汐里が気遣わしげに声を掛けるが、今は何も言えない。

「一人にして」

今は誰とも話したくない。

部屋に一人篭っていたってなにも変わらないことはわかってる。

わかっているのに。

誰かに非難されるのが怖かった。

蔑む視線を向けられるのが怖かった。

人に手をかけた感触は消えることなく私を苦しめる。

罪の無い陽葵だけでも助ければ良かったのに、自分の中の誰かに言われた気がした。

それでも将来、春宮の敵になるかもしれない存在を助けるわけにはいかなかった。

違う。

そんなのは建前。

本当は、柴咲の血筋を絶ちたかったのかもしれない。


部屋が真っ暗になってやっと、夜になったと気付く。

月も出ていない暗い夜。

私の心を映したかのように雲が月を隠す。

このままではいけないと、なんとか身なりを整える。

自分に散った罪の証は洗い流した。

洗い流しても尚心に重くのし掛かるそれを忘れようと首を振る。

静かに扉の開くおとがして部屋に明かりが灯った。

顔を上げるとそこには愛しい人。

「陽愛…、全部汐里から聞いた」

蒼太の表情から気持ちがわからず、泣きそうになる。

私はもう、あなたに愛されていた私ではない。

穢れた私は、あなたに愛される資格はない。

決行と共に覚悟を決めていた。

静かに次の言葉を待つ。

「俺の代わりに…傷付いてくれてありがとう、背負わせてごめん」

蒼太の言葉が予想外で固まってしまう。

いつもと変わらない優しい笑顔が、その腕が。

穢れた私を優しく包む。

溢れる涙が蒼太の肩を濡らしてしまう。

ゆっくり、重なりかけた唇をそらしてしまう。

不思議そうに顔を覗きこんだ蒼太に困ったように笑う。

「私はもう、前の私じゃないよ。
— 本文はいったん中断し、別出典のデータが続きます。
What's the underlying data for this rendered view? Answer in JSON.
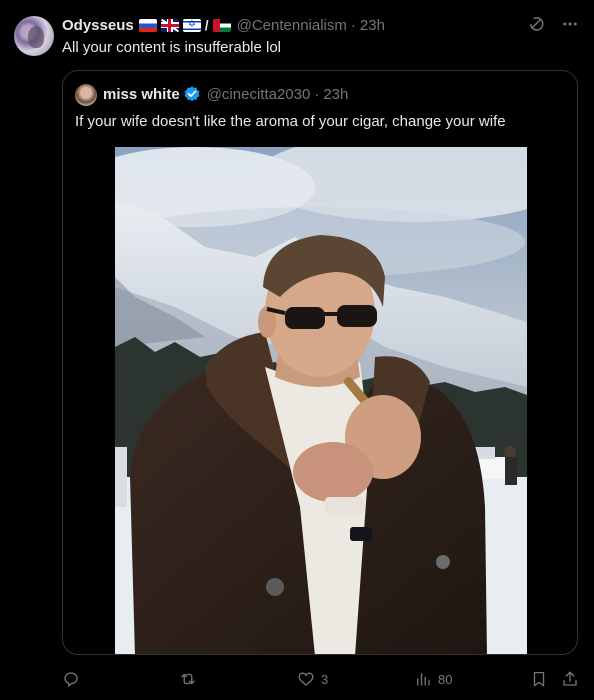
{
  "post": {
    "display_name": "Odysseus",
    "flag_separator": "/",
    "flags": [
      "russia-flag",
      "uk-flag",
      "israel-flag",
      "palestine-flag"
    ],
    "handle": "@Centennialism",
    "separator": "·",
    "time": "23h",
    "text": "All your content is insufferable lol"
  },
  "quote": {
    "display_name": "miss white",
    "verified": true,
    "handle": "@cinecitta2030",
    "separator": "·",
    "time": "23h",
    "text": "If your wife doesn't like the aroma of your cigar, change your wife",
    "media": "photo of man in sunglasses and fur-collared coat lighting a cigar in front of snowy mountains"
  },
  "actions": {
    "reply_count": "",
    "repost_count": "",
    "like_count": "3",
    "view_count": "80"
  },
  "colors": {
    "background": "#000000",
    "text_primary": "#e7e9ea",
    "text_secondary": "#71767b",
    "border": "#2f3336",
    "verified_blue": "#1d9bf0"
  }
}
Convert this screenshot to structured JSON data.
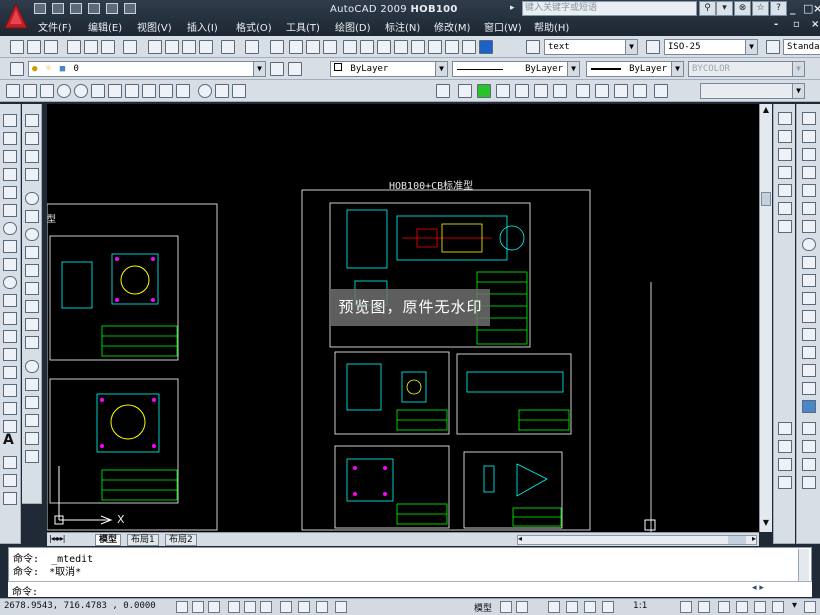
{
  "app": {
    "title_prefix": "AutoCAD 2009",
    "title_file": "HOB100",
    "search_placeholder": "键入关键字或短语"
  },
  "menu": [
    "文件(F)",
    "编辑(E)",
    "视图(V)",
    "插入(I)",
    "格式(O)",
    "工具(T)",
    "绘图(D)",
    "标注(N)",
    "修改(M)",
    "窗口(W)",
    "帮助(H)"
  ],
  "toolbar": {
    "text_style": "text",
    "dim_style": "ISO-25",
    "table_style": "Standar",
    "layer_value": "0",
    "color": "ByLayer",
    "linetype": "ByLayer",
    "lineweight": "ByLayer",
    "plotstyle": "BYCOLOR"
  },
  "drawing": {
    "sheet_title": "HOB100+CB标准型",
    "watermark": "预览图，原件无水印",
    "fragment_label": "型",
    "axis_x_label": "X"
  },
  "tabs": [
    "模型",
    "布局1",
    "布局2"
  ],
  "command": {
    "line1_label": "命令:",
    "line1_value": "_mtedit",
    "line2_label": "命令:",
    "line2_value": "*取消*",
    "prompt": "命令:"
  },
  "status": {
    "coordinates": "2678.9543, 716.4783 , 0.0000",
    "model_label": "模型",
    "scale_label": "1:1"
  },
  "colors": {
    "canvas": "#000000",
    "drawing_green": "#00ff00",
    "drawing_cyan": "#00ffff",
    "drawing_yellow": "#ffff00",
    "drawing_magenta": "#ff00ff",
    "drawing_red": "#ff0000"
  },
  "icons": [
    "app-logo-icon",
    "search-icon",
    "star-icon",
    "help-icon",
    "minimize-icon",
    "maximize-icon",
    "close-icon",
    "layer-icon",
    "color-icon",
    "line-icon",
    "circle-icon",
    "arc-icon",
    "rectangle-icon",
    "hatch-icon",
    "text-icon",
    "move-icon",
    "copy-icon",
    "rotate-icon",
    "scale-icon",
    "trim-icon",
    "extend-icon",
    "fillet-icon",
    "chamfer-icon",
    "explode-icon",
    "zoom-icon",
    "pan-icon"
  ]
}
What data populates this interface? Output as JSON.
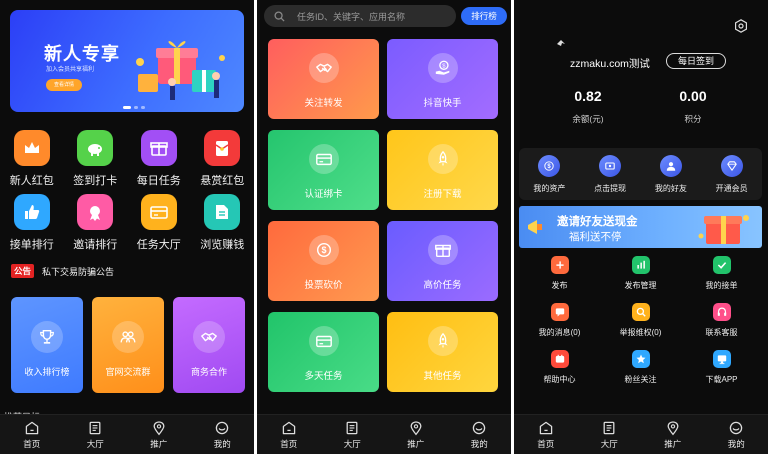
{
  "screen1": {
    "banner": {
      "title": "新人专享",
      "subtitle": "加入会员共享福利",
      "button": "查看详情"
    },
    "icons_row1": [
      {
        "label": "新人红包",
        "icon": "crown-icon",
        "color": "#ff8a2b"
      },
      {
        "label": "签到打卡",
        "icon": "piggy-bank-icon",
        "color": "#55d24a"
      },
      {
        "label": "每日任务",
        "icon": "gift-icon",
        "color": "#a24ff5"
      },
      {
        "label": "悬赏红包",
        "icon": "red-envelope-icon",
        "color": "#f33a3a"
      }
    ],
    "icons_row2": [
      {
        "label": "接单排行",
        "icon": "thumbs-up-icon",
        "color": "#2fa8ff"
      },
      {
        "label": "邀请排行",
        "icon": "medal-icon",
        "color": "#ff5ba5"
      },
      {
        "label": "任务大厅",
        "icon": "card-icon",
        "color": "#ffb21d"
      },
      {
        "label": "浏览赚钱",
        "icon": "document-icon",
        "color": "#25c7b5"
      }
    ],
    "notice": {
      "tag": "公告",
      "text": "私下交易防骗公告"
    },
    "cards": [
      {
        "label": "收入排行榜",
        "icon": "trophy-icon",
        "color1": "#3f7bff",
        "color2": "#5e95ff"
      },
      {
        "label": "官网交流群",
        "icon": "group-icon",
        "color1": "#ff8f1a",
        "color2": "#ffb23d"
      },
      {
        "label": "商务合作",
        "icon": "handshake-icon",
        "color1": "#a04af2",
        "color2": "#c46bff"
      }
    ],
    "truncated_heading": "推荐目标",
    "tabs": [
      "首页",
      "大厅",
      "推广",
      "我的"
    ]
  },
  "screen2": {
    "search_placeholder": "任务ID、关键字、应用名称",
    "rank_button": "排行榜",
    "tiles": [
      {
        "label": "关注转发",
        "icon": "handshake-icon",
        "color1": "#ff5e5e",
        "color2": "#ff9a4b"
      },
      {
        "label": "抖音快手",
        "icon": "money-hand-icon",
        "color1": "#7b5cff",
        "color2": "#a36cff"
      },
      {
        "label": "认证绑卡",
        "icon": "card-icon",
        "color1": "#25c56e",
        "color2": "#4fde8a"
      },
      {
        "label": "注册下载",
        "icon": "rocket-icon",
        "color1": "#ffc61a",
        "color2": "#ffd84a"
      },
      {
        "label": "投票砍价",
        "icon": "dollar-icon",
        "color1": "#ff6a3d",
        "color2": "#ff9a50"
      },
      {
        "label": "高价任务",
        "icon": "gift-icon",
        "color1": "#6a5cff",
        "color2": "#9b6bff"
      },
      {
        "label": "多天任务",
        "icon": "card-icon",
        "color1": "#21c46a",
        "color2": "#49dc87"
      },
      {
        "label": "其他任务",
        "icon": "rocket-icon",
        "color1": "#ffbe12",
        "color2": "#ffd63e"
      }
    ],
    "tabs": [
      "首页",
      "大厅",
      "推广",
      "我的"
    ]
  },
  "screen3": {
    "username": "zzmaku.com测试",
    "sign_button": "每日签到",
    "balance_value": "0.82",
    "balance_label": "余额(元)",
    "points_value": "0.00",
    "points_label": "积分",
    "quick": [
      {
        "label": "我的资产",
        "icon": "dollar-icon"
      },
      {
        "label": "点击提现",
        "icon": "withdraw-icon"
      },
      {
        "label": "我的好友",
        "icon": "user-icon"
      },
      {
        "label": "开通会员",
        "icon": "diamond-icon"
      }
    ],
    "invite_banner": {
      "line1": "邀请好友送现金",
      "line2": "福利送不停"
    },
    "menu": [
      {
        "label": "发布",
        "icon": "plus-icon",
        "color": "#ff6a3d"
      },
      {
        "label": "发布管理",
        "icon": "chart-icon",
        "color": "#22c36b"
      },
      {
        "label": "我的接单",
        "icon": "check-icon",
        "color": "#22c36b"
      },
      {
        "label": "我的消息(0)",
        "icon": "message-icon",
        "color": "#ff6a3d"
      },
      {
        "label": "举报维权(0)",
        "icon": "search-icon",
        "color": "#ffb21d"
      },
      {
        "label": "联系客服",
        "icon": "headset-icon",
        "color": "#ff4f8a"
      },
      {
        "label": "帮助中心",
        "icon": "help-icon",
        "color": "#ff4a3a"
      },
      {
        "label": "粉丝关注",
        "icon": "star-icon",
        "color": "#2fa8ff"
      },
      {
        "label": "下载APP",
        "icon": "download-icon",
        "color": "#2fa8ff"
      }
    ],
    "tabs": [
      "首页",
      "大厅",
      "推广",
      "我的"
    ]
  }
}
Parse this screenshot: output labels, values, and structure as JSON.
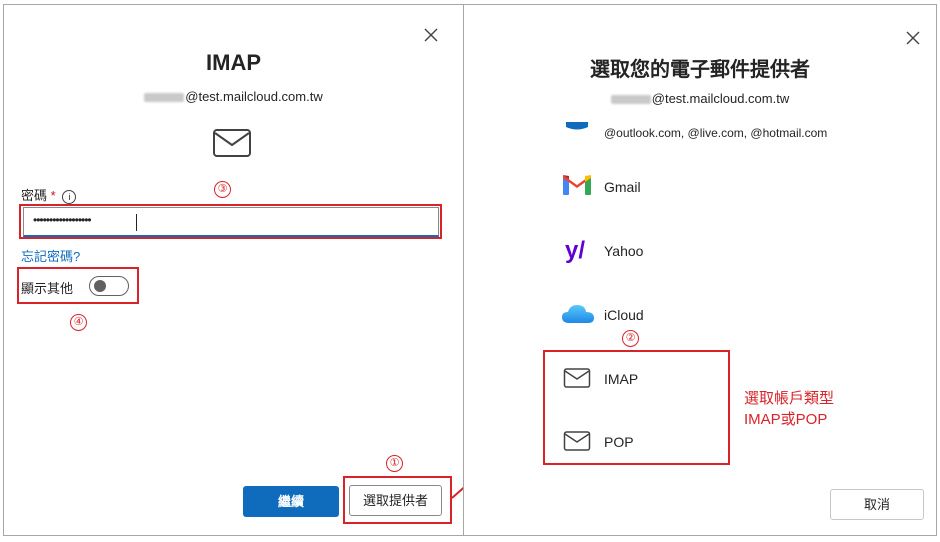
{
  "left": {
    "title": "IMAP",
    "email_domain": "@test.mailcloud.com.tw",
    "password_label": "密碼",
    "required_mark": "*",
    "info_icon": "i",
    "password_mask": "••••••••••••••••••",
    "forgot_link": "忘記密碼?",
    "toggle_label": "顯示其他",
    "toggle_on": false,
    "continue_button": "繼續",
    "choose_provider_button": "選取提供者",
    "icons": {
      "close": "close-icon",
      "mail": "envelope-icon",
      "info": "info-icon"
    }
  },
  "right": {
    "title": "選取您的電子郵件提供者",
    "email_domain": "@test.mailcloud.com.tw",
    "providers": [
      {
        "name": "@outlook.com, @live.com, @hotmail.com",
        "icon": "outlook-icon"
      },
      {
        "name": "Gmail",
        "icon": "gmail-icon"
      },
      {
        "name": "Yahoo",
        "icon": "yahoo-icon"
      },
      {
        "name": "iCloud",
        "icon": "icloud-icon"
      },
      {
        "name": "IMAP",
        "icon": "envelope-icon"
      },
      {
        "name": "POP",
        "icon": "envelope-icon"
      }
    ],
    "cancel_button": "取消"
  },
  "annotations": {
    "step1": "①",
    "step2": "②",
    "step3": "③",
    "step4": "④",
    "note_line1": "選取帳戶類型",
    "note_line2": "IMAP或POP"
  },
  "colors": {
    "accent": "#0f6cbd",
    "annotation": "#d8232a",
    "link": "#0f6cbd"
  }
}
許されない罪を犯した」

その腕から逃れようとするが、その腕はなおも私を抱き締める。

「俺の代わりに被った罪だ。それに…陽愛は陽愛だから」

優しく唇が重なって、そのまま倒れこむ。

「どこにもいくな」

まるで私がどこかに行ってしまうのを繋ぎ止めるかのようにきつく抱き締められる。

いつの間にか消えていた灯り。

雲が風に流されて月明かりが射す。

月の光に白く浮かぶ蒼太の肌。

初めて一つになって、いっそこのまま消えてしまいたいと願った。

痛みは甘さに変わって、雪のように溶けていった。